In his Prolegomena to Any Future Metaphysics, Immanuel Kant raises an important question about the status of philosophy: despite its long, illustrious history, why cannot philosophy, ‘as other sciences, attain universal and lasting acclaim?’ (Kant 2014, 5). Almost 130 years later, and after a century of impressive developments in the sciences, Bertrand Russell reaffirms Kant's observation, noting that ‘[i]f you ask a mathematician, a mineralogist, a historian, or any other man of learning, what definite body of truths has been ascertained by his science, his answer will last as long as you are willing to listen’. If you ask the same question of a philosopher, however, ‘he will, if he is candid, have to confess that his study has not achieved positive results such as have been achieved by other sciences’ (Russell 2001, 90). More recently, things have gotten arguably worse for philosophers, with some, such as Daniel Dennett, directing his fire at the continental tradition and blaming them for contributing to the cultural climate that allowed someone like Donald Trump to be elected as President of the United States. ‘I think what the postmodernists did’, Dennett claims, ‘was truly evil. They are responsible for the intellectual fad that made it respectable to be cynical about truth and facts.’ In taking up the theme of truth and relevance, as this book will, and by drawing from the work of Gilles Deleuze in the process (a philosopher who could be grouped among the postmodern philosophers), it may appear that I am simply adding yet another work to the list of those that not only do not contribute to the ‘definite body of truths’, as Russell aspired to do, but even worse contribute to the contemporary cynicism ‘about truth and facts’ by watering down truth with discussions of relevance.

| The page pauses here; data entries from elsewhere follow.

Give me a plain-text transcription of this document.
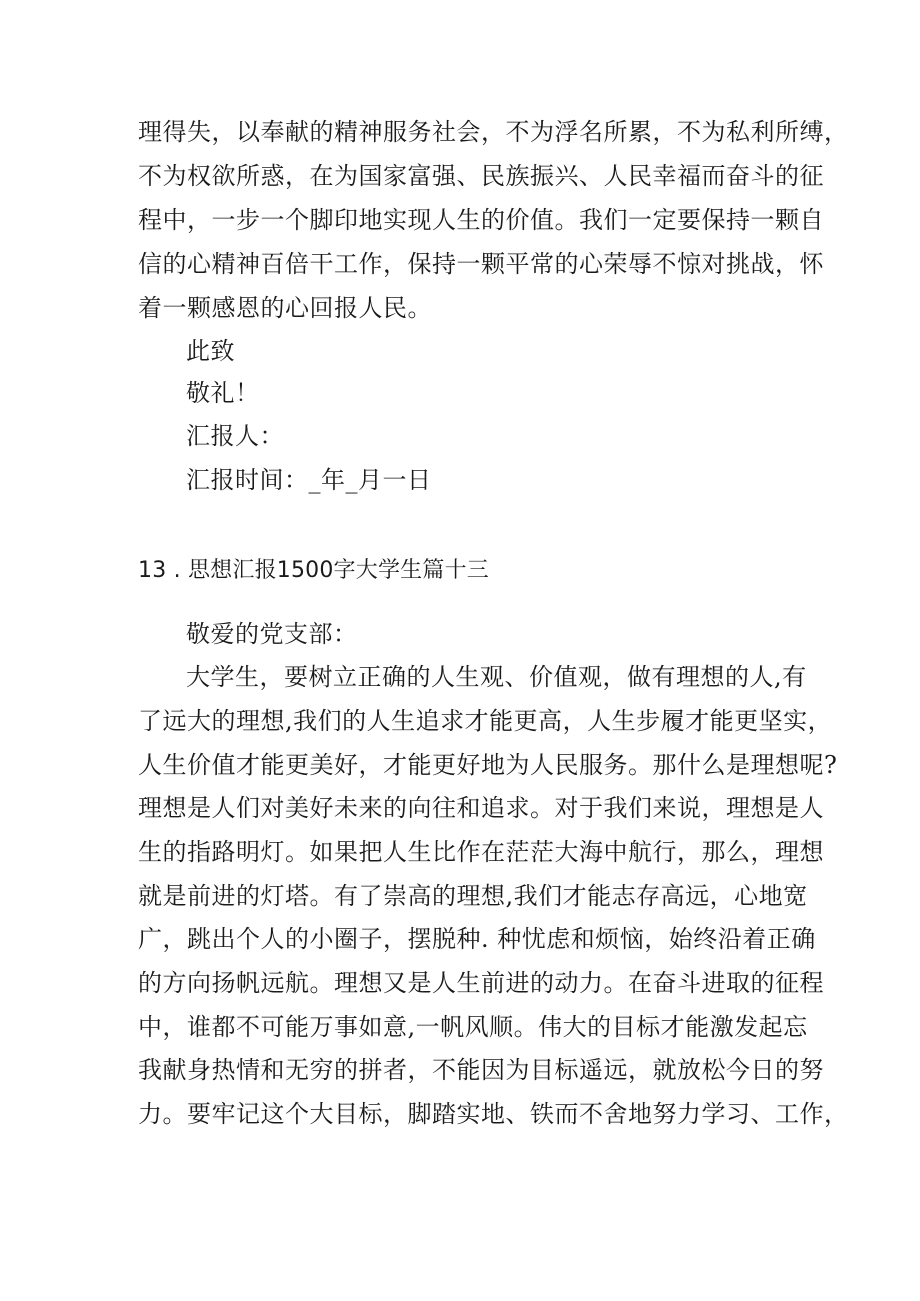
理得失，以奉献的精神服务社会，不为浮名所累，不为私利所缚，
不为权欲所惑，在为国家富强、民族振兴、人民幸福而奋斗的征
程中，一步一个脚印地实现人生的价值。我们一定要保持一颗自
信的心精神百倍干工作，保持一颗平常的心荣辱不惊对挑战，怀
着一颗感恩的心回报人民。
此致
敬礼！
汇报人：
汇报时间：_年_月一日
13 . 思想汇报1500字大学生篇十三
敬爱的党支部：
大学生，要树立正确的人生观、价值观，做有理想的人,有
了远大的理想,我们的人生追求才能更高，人生步履才能更坚实，
人生价值才能更美好，才能更好地为人民服务。那什么是理想呢?
理想是人们对美好未来的向往和追求。对于我们来说，理想是人
生的指路明灯。如果把人生比作在茫茫大海中航行，那么，理想
就是前进的灯塔。有了崇高的理想,我们才能志存高远，心地宽
广，跳出个人的小圈子，摆脱种. 种忧虑和烦恼，始终沿着正确
的方向扬帆远航。理想又是人生前进的动力。在奋斗进取的征程
中，谁都不可能万事如意,一帆风顺。伟大的目标才能激发起忘
我献身热情和无穷的拼者，不能因为目标遥远，就放松今日的努
力。要牢记这个大目标，脚踏实地、铁而不舍地努力学习、工作，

In discussing truth and relevance, however, the plan for this work is not to diminish the status of truth, or to provide support and comfort for post-truth relativism. Rather, we will begin with Kant and Russell, and in particular their recognition that philosophy pales by comparison to the sciences when it comes to attaining a ‘definite body of truths’.
In this chapter I will continue to develop the distinction between forced and authentic narratives, or what I will also call free narratives. To provide a context that will enable us to clarify this distinction, and then connect the discussion to politics, we will begin by focusing on classical republicanism. With the emphasis it places on doing what is necessary to avoid arbitrary power, or situations where one is at the unpredictable mercy of another, classical republican thought has focused heavily on determining how to resist such arbitrary forms of power, such as through an institutionalised system of checks and balances. In what may seem to be a surprising connection, we will find important parallels between these concerns and efforts of classical republicans and those of Deleuze and the existentialists. Exploring these parallels, and then discussing arguments from recent work on Marxism and the history of capitalism, will provide us with further tools to be deployed in the next two chapters as we develop a critical existentialism.
a) Forced narratives
In his classic book, Natural Right and History, Leo Strauss sets forth an important analysis of the difference between classical and modern natural right. In relation to the former, Strauss claims that ‘[i]t is the hierarchic order of man’s natural constitution which supplies the basis for natural right as the classics understood it’ (Strauss 1953, 127). In other words, human beings possess a higher faculty which is capable of accessing a reality that is irreducible to the everyday reality of experience – the Forms or Ideas for Plato – but this can only be achieved as humans come to realise the perfection that is essential to their nature, and, according to the classical tradition, this perfection occurs only when individuals subordinate their individuality to the identity of the polis, or to civil society. Strauss is clear on this point: ‘Man cannot reach his perfection except in society or, more precisely, in civil society … or the city as the classics conceived of it … a closed society’ (127). The city or polis thus functions as nothing less than the condition for the full realisation of the individual, and the moral obligations and duties of the individual are inseparable from what is good for the city as a whole, or for the common good: ‘The city has therefore ultimately no other end than the individual.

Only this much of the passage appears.